翔英はあまりの恐怖に悲鳴すら出せなかった。
「もうちょっと力を抜け。動きづらいだろう」
そんな注文を付けられても困るのだが、それでもそれが出来なければここで殺される事になるかもしれない。
やはり迂闊だった、とさっそく後悔がこみ上げてくる。
調子に乗りすぎた。
文句ばかりつけずに、裏山の美化活動として雑魚オークや野良犬を相手に無双して、俺ツエーで満足しておくべきだった。
もしくは、虫が相手だったとしても、初級から順を追って経験を積んでいく事をやらないといけなかった。
赤い眼の剣にそそのかされたが、あまりにも簡単に流されてしまった。
翔英はネガティブな事ばかり考えていたが、その間にも翔英の体を操る赤い眼の剣は、大型生物ティガーを相手に一歩も引かない戦いを繰り広げている。
ティガーの攻撃のメインは、異常発達した二本の腕がメインであり、猫パンチに見えなくもない振り回しが主な攻撃である。
猫パンチ、と言っても物理的質量が違いすぎるので、動作も破壊力もその言葉には似つかわしくない殺人的なモノであり、地面に叩きつけた時には音もさる事ながら砂埃も舞う。
わずかながら地面も揺れている様な気がする。
直撃は絶対に許されない状況ではあるが、赤い眼の剣に操られる翔英は徐々にティガーの動きに慣れてきた様に、反撃に移り始める。
フックに近い横殴りの攻撃を避けると、赤い眼の剣を下から振り上げ、腕を大きく刻む。
切断は出来なかったが、かなりのダメージを与えた事は分かる。
さらに翔英は深く入ると、ティガーの腹部を抉ろうとする。
ティガーは逞しい腕で地面を叩き、体を起こして後ろに倒れる様にして攻撃を避けた。
驚く程大胆な動きに翔英は驚くが、赤い眼の剣はその時に晒された未発達な下半身に攻撃を仕掛ける。

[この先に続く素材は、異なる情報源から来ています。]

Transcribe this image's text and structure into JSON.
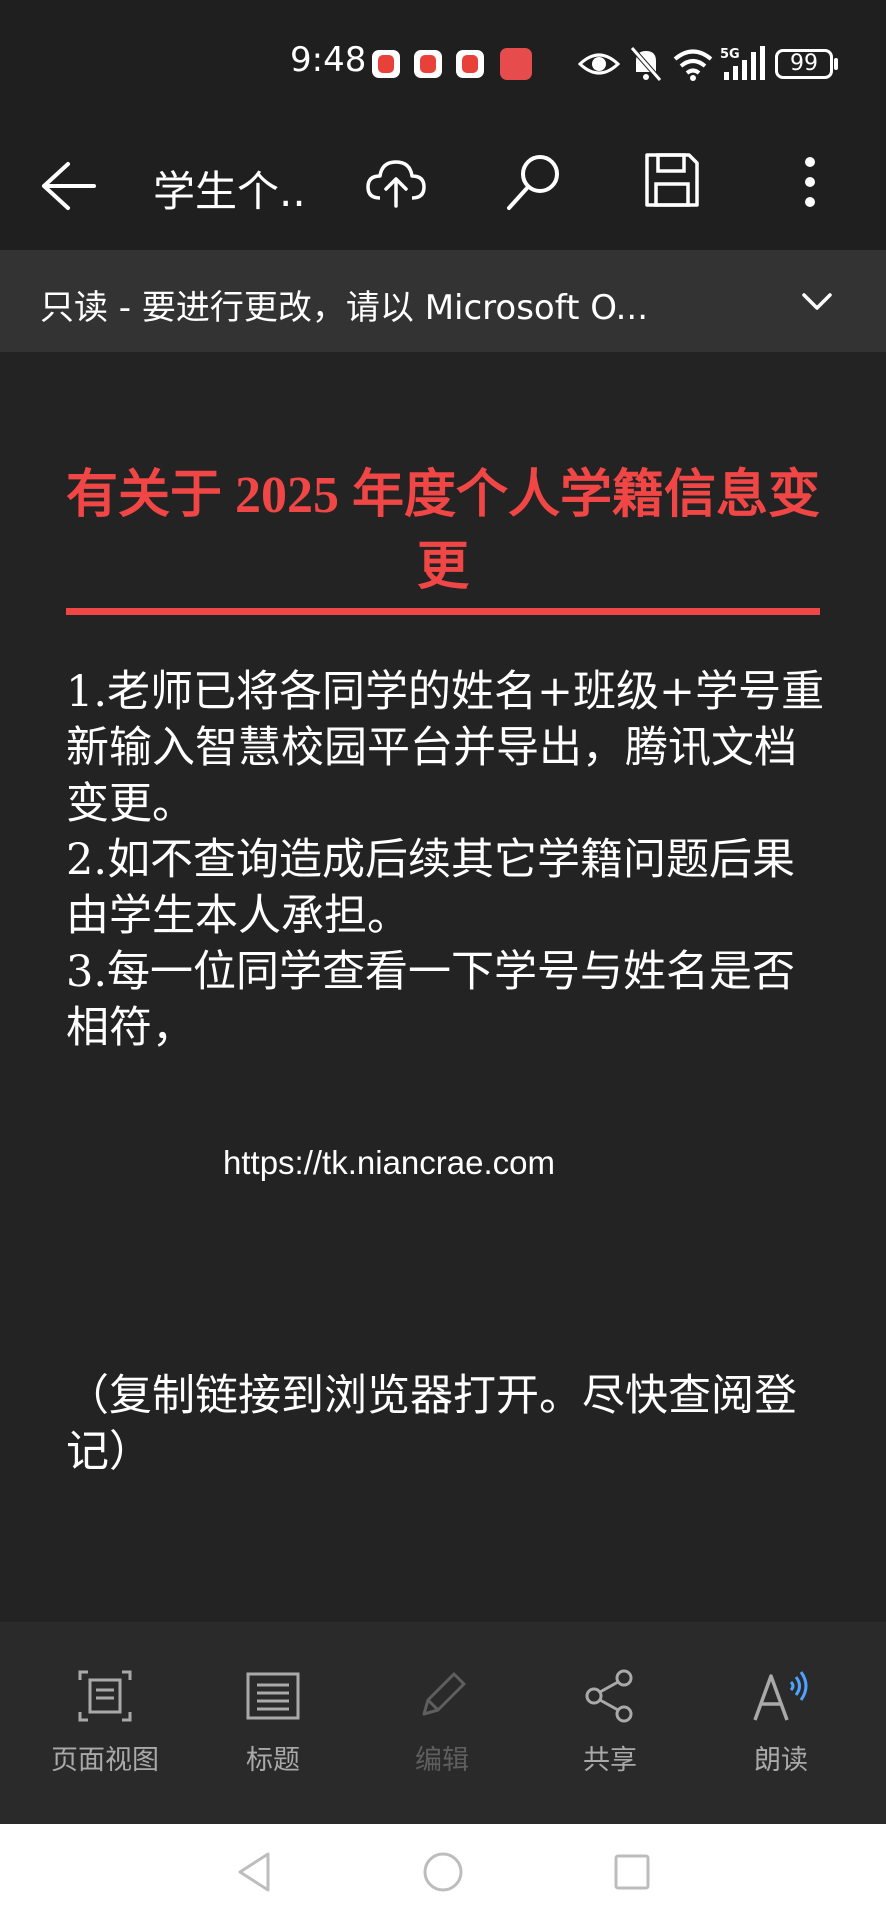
{
  "status_bar": {
    "time": "9:48",
    "battery": "99",
    "icons": [
      "eye-icon",
      "mute-icon",
      "wifi-icon",
      "5g-signal-icon",
      "battery-icon"
    ]
  },
  "toolbar": {
    "doc_title": "学生个..",
    "icons": [
      "back-arrow-icon",
      "cloud-upload-icon",
      "search-icon",
      "save-icon",
      "more-vertical-icon"
    ]
  },
  "banner": {
    "text": "只读 - 要进行更改，请以 Microsoft O..."
  },
  "document": {
    "heading": "有关于  2025  年度个人学籍信息变更",
    "paragraphs": [
      "1.老师已将各同学的姓名+班级+学号重新输入智慧校园平台并导出，腾讯文档变更。",
      "2.如不查询造成后续其它学籍问题后果由学生本人承担。",
      "3.每一位同学查看一下学号与姓名是否相符，"
    ],
    "link": "https://tk.niancrae.com",
    "note": "（复制链接到浏览器打开。尽快查阅登记）"
  },
  "bottom_bar": {
    "items": [
      {
        "label": "页面视图",
        "icon": "page-view-icon"
      },
      {
        "label": "标题",
        "icon": "headings-icon"
      },
      {
        "label": "编辑",
        "icon": "pencil-icon"
      },
      {
        "label": "共享",
        "icon": "share-icon"
      },
      {
        "label": "朗读",
        "icon": "read-aloud-icon"
      }
    ]
  },
  "nav_bar": {
    "icons": [
      "nav-back-icon",
      "nav-home-icon",
      "nav-recents-icon"
    ]
  },
  "colors": {
    "heading_red": "#f04646",
    "background": "#232323",
    "toolbar": "#1f1f1f",
    "banner": "#333333"
  }
}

そのまま後転しようとしたティガーに対し、赤い眼の剣は細い左足を切り飛ばす。
相変わらず素晴らしい切れ味ではあるが、左足を切り飛ばされたティガーは後転の途中でバランスを崩して倒れこむ。
その隙を逃さず、赤い眼の剣はティガーの眉間を深く突き刺す。
「しまった、失敗した」
赤い眼の剣はそう呟いて、ティガーから離れる。
ティガーは全身を激しく痙攣させ、血液や涎を撒き散らしているが、最期の力を振り絞って起き上がろうとしたが、そのまま力尽きて仰向けに倒れこむ。
「ああ、結果オーライか」
「え? 失敗って何だったんですか?」
翔英は赤い眼の剣に尋ねる。
「いや、あれだけデカいと心臓を抜き出すには仰向けにしないと大変かと思ったんだが、上手い事ひっくり返ってくれたものだ」
赤い眼の剣は少し笑いながら言う。
そんなところまで狙えるほど余裕があったのか、と思うと恐ろしくなってくる。
かなりのビッグマウスではあったのだが、それなりにと言うより、それ以上の実力があるようだ。